The first photo shows the quite substantial remains of the inside of the great west front. The main door would have been in the centre and leading down from this entrance towards the nave was once a large arc of stairs reaching across from the north to the south arcade of pillars, the first pair of bases of which can be seen in the photo. Evidence for the semicircular steps was excavated during the Phoenix Initiative and a pattern of floor tiles that once surrounded them was also revealed.
The far left corner is occupied by the south west tower which can be seen in more detail here on the left. The bottom of a spiral staircase in the tower is still evident, now aimlessly climbing towards Lychgate Cottages behind. In the background on the right is the former Blue Coat School.
On the right is a view of the central section of the nave and a substantial length of the south wall of the building. (See the plan view on the previous page.)
This forms the main focus of the site for visitors and is now known as Priory Garden.
Behind the far wall is the Visitor Centre which is pictured on the right below. This houses hundreds of excavated relics found on the site, the true gem of which is a superbly preserved fragment of wall painting from a "blind arcade" showing a scene from the Apocalypse.

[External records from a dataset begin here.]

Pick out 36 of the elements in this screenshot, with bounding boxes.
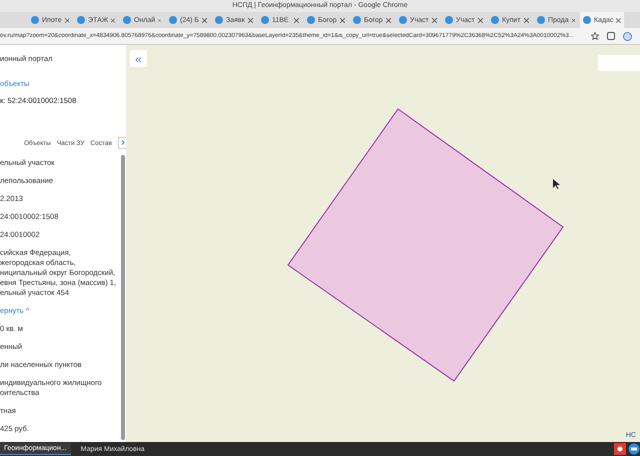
close-icon[interactable] — [340, 18, 345, 22]
site-icon — [261, 16, 269, 24]
cursor-icon — [553, 179, 560, 189]
star-icon[interactable] — [591, 32, 599, 40]
site-icon — [583, 16, 591, 24]
scrollbar[interactable] — [121, 155, 125, 440]
site-icon — [399, 16, 407, 24]
close-icon[interactable] — [202, 18, 207, 22]
site-icon — [123, 16, 131, 24]
close-icon[interactable] — [294, 18, 299, 22]
collapse-panel-button[interactable]: « — [130, 50, 147, 67]
close-icon[interactable] — [111, 18, 115, 22]
close-icon[interactable] — [248, 18, 253, 22]
close-icon[interactable] — [572, 18, 575, 22]
site-icon — [537, 16, 545, 24]
close-icon[interactable] — [64, 18, 69, 22]
search-field[interactable] — [598, 55, 640, 71]
close-icon[interactable] — [524, 18, 529, 22]
site-icon — [77, 16, 85, 24]
close-icon[interactable] — [386, 18, 391, 22]
site-icon — [307, 16, 315, 24]
close-icon[interactable] — [616, 18, 621, 22]
extensions-icon[interactable] — [607, 32, 615, 40]
profile-icon[interactable] — [623, 32, 632, 40]
close-icon[interactable] — [432, 18, 437, 22]
close-icon[interactable] — [158, 18, 161, 22]
site-icon — [169, 16, 177, 24]
site-icon — [445, 16, 453, 24]
more-tabs-button[interactable] — [118, 137, 126, 149]
site-icon — [491, 16, 499, 24]
chevron-icon — [120, 140, 125, 144]
site-icon — [215, 16, 223, 24]
tray-icon[interactable] — [628, 443, 640, 455]
site-icon — [353, 16, 361, 24]
site-icon — [31, 16, 39, 24]
close-icon[interactable] — [478, 18, 483, 22]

The Visitor Centre has been built upon the southern part of what was originally the cloister; a square area between the outer buildings and the church within which the monks could get some peace and tranquility. This place is now a quiet walled off garden for visitors to rest in the same way.
Below can be seen the only currently visible remains of any part of the east end of the cathedral. In the background of this photo can be seen a segment of the "zig-zag" west wall of the New Cathedral.
These next two photographs are of the space below the north west tower.
Like the south west tower, there is also the lower portion of a spiral staircase here and the base of one the giant supporting pillars can also be seen.